Things like electrons, photons, and the quarks that make up protons and neutrons, are all, as best as we can tell, *fundamental* particles. That means we can’t break them up into anything smaller; they’re not “made” of anything else.

And that’s where things get weird.

Let’s say I take some light — what particle physicists call photons — and I shine it through some slits. Two slits of finite width, two infinitely-thin slits, and one slit of a finite width. What type of pattern would I see?

Well, you’d see the classic patterns that come about because of two well-known and well-understood phenomena: **interference** and **diffraction**. Now it might seem weird to you, because these are properties of *waves*, but we can treat light like a wave without *too* much difficulty.

On the other hand, if we used something like *electrons*, you might expect a different result.

This is the result you’d get if you threw a bunch of tiny grains of sand at these two slits. Some grains go through one slit, some grains go through the other, and you wind up with two separate piles of sand on the other side.

So what happens when you send the electrons through? **They make the interference pattern!**

But we’re clever, so what we do, to avoid the electrons from interfering with one another, is to send them through *one-at-a-time*. And over time, we count up what they’re doing. Here are the results.

Unbelievably, *each* individual electron appears to *interfere with itself*!

So you go back and ask which slit each electron went through, like a good scientist would. So when you re-run the experiment, only this time you turn on a light to measure which slit the electron goes through, what do you find?

When you **measure the electron**, you **destroy the interference pattern**, and you force it to go through one slit or the other! It no longer interferes with itself, it no longer acts like a wave, and you just get the same pattern that you get for particles of sand.

The way you were likely taught this — if you were taught this at all — is that measuring the electron “collapses its wavefunction.” And this is right… *kind of*.

Here’s an — as far as we know — accurate depiction of what a helium atom looks like.

Now you might want to know *where* this electron is at any given instant. So you can shoot a photon at it. And the higher energy (i.e., shorter-wavelength) your photon is, the more accurately you can measure the electron’s position. But you can never know it **exactly**. Why not?

Heisenberg’s uncertainty principle! Not only can you never know something like “position” exactly, but the *more* accurately you measure its position, the *less* accurately you’re *allowed* to know its momentum!

The same thing happens for energy and time. This is so spectacular that — because E = mc^{2} — particles that live for very, very small amounts of time have **an inherent uncertainty in their mass**! (If you ever hear a physicist talk about the “width” of a particle like the W or Z boson, or the top quark, this mass-uncertainty is what they’re referring to.)

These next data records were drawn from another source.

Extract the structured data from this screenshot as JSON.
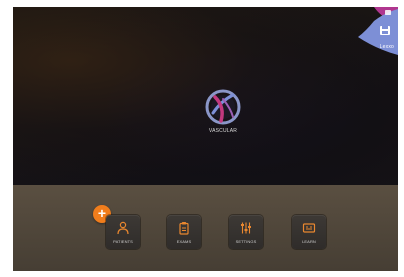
{
  "corner": {
    "label": "Lexxo",
    "icon": "save-icon"
  },
  "center_app": {
    "label": "VASCULAR",
    "icon": "vascular-logo-icon"
  },
  "dock": {
    "add_label": "+",
    "items": [
      {
        "label": "PATIENTS",
        "icon": "patient-icon"
      },
      {
        "label": "EXAMS",
        "icon": "clipboard-icon"
      },
      {
        "label": "SETTINGS",
        "icon": "sliders-icon"
      },
      {
        "label": "LEARN",
        "icon": "learn-icon"
      }
    ]
  },
  "colors": {
    "accent": "#f07d1c",
    "corner_primary": "#7d8fd6",
    "corner_secondary": "#b0368f",
    "dock": "#53493d",
    "icon_orange": "#e8872f"
  }
}
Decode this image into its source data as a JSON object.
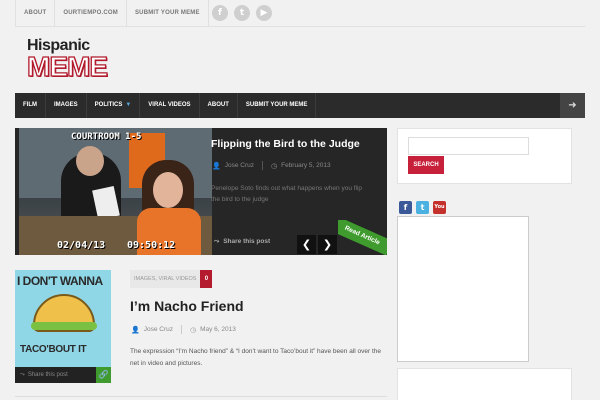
{
  "topbar": {
    "links": [
      "ABOUT",
      "OURTIEMPO.COM",
      "SUBMIT YOUR MEME"
    ],
    "social": [
      {
        "icon": "facebook-icon",
        "glyph": "f"
      },
      {
        "icon": "twitter-icon",
        "glyph": "t"
      },
      {
        "icon": "youtube-icon",
        "glyph": "▶"
      }
    ]
  },
  "logo": {
    "line1": "Hispanic",
    "line2": "MEME",
    "color": "#b11a2c"
  },
  "nav": {
    "items": [
      "FILM",
      "IMAGES",
      "POLITICS",
      "VIRAL VIDEOS",
      "ABOUT",
      "SUBMIT YOUR MEME"
    ],
    "login_icon": "login-icon"
  },
  "slider": {
    "image_caption_top": "COURTROOM 1-5",
    "image_caption_date": "02/04/13",
    "image_caption_time": "09:50:12",
    "title": "Flipping the Bird to the Judge",
    "author": "Jose Cruz",
    "date": "February 5, 2013",
    "excerpt": "Penelope Soto finds out what happens when you flip the bird to the judge",
    "share_label": "Share this post",
    "read_label": "Read Article",
    "prev": "❮",
    "next": "❯"
  },
  "article": {
    "image_text_top": "I DON'T WANNA",
    "image_text_bottom": "TACO'BOUT IT",
    "categories": "IMAGES, VIRAL VIDEOS",
    "comment_count": "0",
    "title": "I’m Nacho Friend",
    "author": "Jose Cruz",
    "date": "May 6, 2013",
    "excerpt": "The expression “I’m Nacho friend” & “I don’t want to Taco’bout it” have been all over the net in video and pictures.",
    "share_label": "Share this post",
    "link_glyph": "🔗"
  },
  "sidebar": {
    "search_placeholder": "",
    "search_button": "SEARCH",
    "icons": [
      {
        "icon": "facebook-icon",
        "glyph": "f"
      },
      {
        "icon": "twitter-icon",
        "glyph": "t"
      },
      {
        "icon": "youtube-icon",
        "glyph": "You"
      }
    ]
  },
  "colors": {
    "accent": "#c7203a",
    "nav_bg": "#2b2b2b",
    "green": "#3f9b2d"
  }
}
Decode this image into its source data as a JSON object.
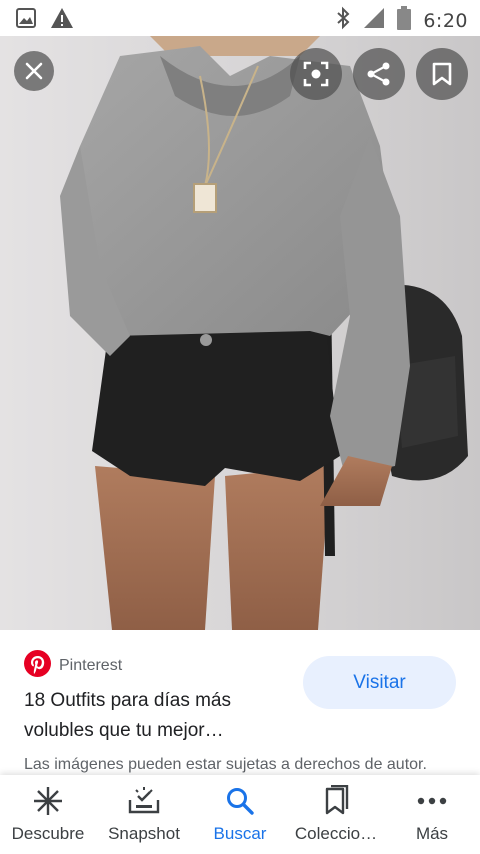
{
  "status_bar": {
    "time": "6:20",
    "icons": [
      "gallery-icon",
      "warning-icon",
      "bluetooth-icon",
      "signal-icon",
      "battery-icon"
    ]
  },
  "viewer": {
    "buttons": [
      "close-icon",
      "lens-icon",
      "share-icon",
      "bookmark-icon"
    ]
  },
  "result": {
    "source": "Pinterest",
    "title": "18 Outfits para días más volubles que tu mejor…",
    "visit_label": "Visitar",
    "rights_notice": "Las imágenes pueden estar sujetas a derechos de autor."
  },
  "bottom_nav": {
    "items": [
      {
        "label": "Descubre",
        "icon": "asterisk-icon"
      },
      {
        "label": "Snapshot",
        "icon": "snapshot-icon"
      },
      {
        "label": "Buscar",
        "icon": "search-icon",
        "active": true
      },
      {
        "label": "Coleccio…",
        "icon": "collections-icon"
      },
      {
        "label": "Más",
        "icon": "more-icon"
      }
    ]
  },
  "colors": {
    "accent": "#1a73e8",
    "visit_bg": "#e8f0fe",
    "pinterest": "#e60023",
    "overlay_button": "#505050"
  }
}
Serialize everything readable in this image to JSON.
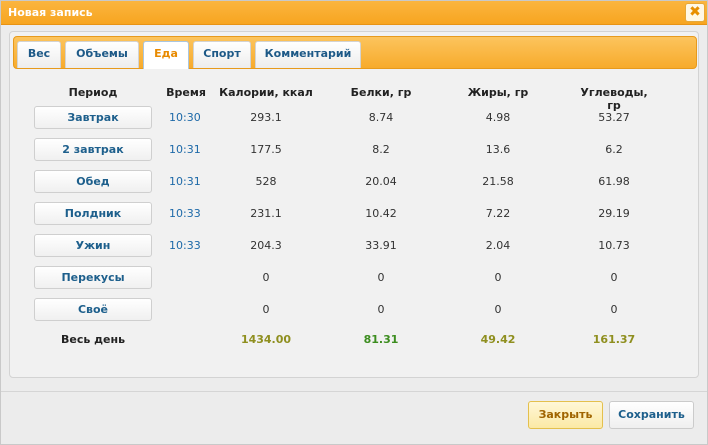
{
  "window": {
    "title": "Новая запись"
  },
  "tabs": [
    "Вес",
    "Объемы",
    "Еда",
    "Спорт",
    "Комментарий"
  ],
  "active_tab": "Еда",
  "columns": [
    "Период",
    "Время",
    "Калории, ккал",
    "Белки, гр",
    "Жиры, гр",
    "Углеводы, гр"
  ],
  "rows": [
    {
      "period": "Завтрак",
      "time": "10:30",
      "kcal": "293.1",
      "protein": "8.74",
      "fat": "4.98",
      "carbs": "53.27"
    },
    {
      "period": "2 завтрак",
      "time": "10:31",
      "kcal": "177.5",
      "protein": "8.2",
      "fat": "13.6",
      "carbs": "6.2"
    },
    {
      "period": "Обед",
      "time": "10:31",
      "kcal": "528",
      "protein": "20.04",
      "fat": "21.58",
      "carbs": "61.98"
    },
    {
      "period": "Полдник",
      "time": "10:33",
      "kcal": "231.1",
      "protein": "10.42",
      "fat": "7.22",
      "carbs": "29.19"
    },
    {
      "period": "Ужин",
      "time": "10:33",
      "kcal": "204.3",
      "protein": "33.91",
      "fat": "2.04",
      "carbs": "10.73"
    },
    {
      "period": "Перекусы",
      "time": "",
      "kcal": "0",
      "protein": "0",
      "fat": "0",
      "carbs": "0"
    },
    {
      "period": "Своё",
      "time": "",
      "kcal": "0",
      "protein": "0",
      "fat": "0",
      "carbs": "0"
    }
  ],
  "total": {
    "label": "Весь день",
    "kcal": "1434.00",
    "protein": "81.31",
    "fat": "49.42",
    "carbs": "161.37"
  },
  "total_colors": {
    "kcal": "#8f8f1f",
    "protein": "#3c8d1f",
    "fat": "#8f8f1f",
    "carbs": "#8f8f1f"
  },
  "buttons": {
    "close": "Закрыть",
    "save": "Сохранить"
  },
  "icons": {
    "close": "close-icon"
  },
  "colors": {
    "accent": "#f7a520",
    "link": "#1d5f8c"
  }
}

Is there a good, classical analogy for this? Sure there is; imagine a water balloon.

Imagine trying to measure *exactly* where the water balloon is in one direction. Well, you can’t quite do it with just a ruler; a water balloon has a finite thickness to it. So what can you do? Well, you can squeeze it in one direction, and make it smaller.

But when you do this, it *stretches* in the other directions. The **volume** has to be conserved, or *all the dimensions multiplied together* cannot be less than a certain number.

That’s what quantum mechanics is like. So you might wonder, with this in mind, what happens if you go back to your two-slit experiment, and only measure which slit the particles travel through *a little bit*?

Well, this experiment was just done (and other writeups are here and here), and what they can do is measure the *average* trajectory of the particles, but *without* destroying the interference pattern! In other words, if you look *with low enough precision* at whatever you’re looking at, you allow the balloon to be “large enough,” in some sense, in the direction that’s important to the experiment.

But as far as nature goes? You never know either position, momentum, energy, or time **exactly**. The best you can do is to measure it well-enough to take away some of its options. The first double slit experiment was performed in 1799, and with new discoveries and measurements like this, we’re likely to keep on playing with this setup for centuries to come.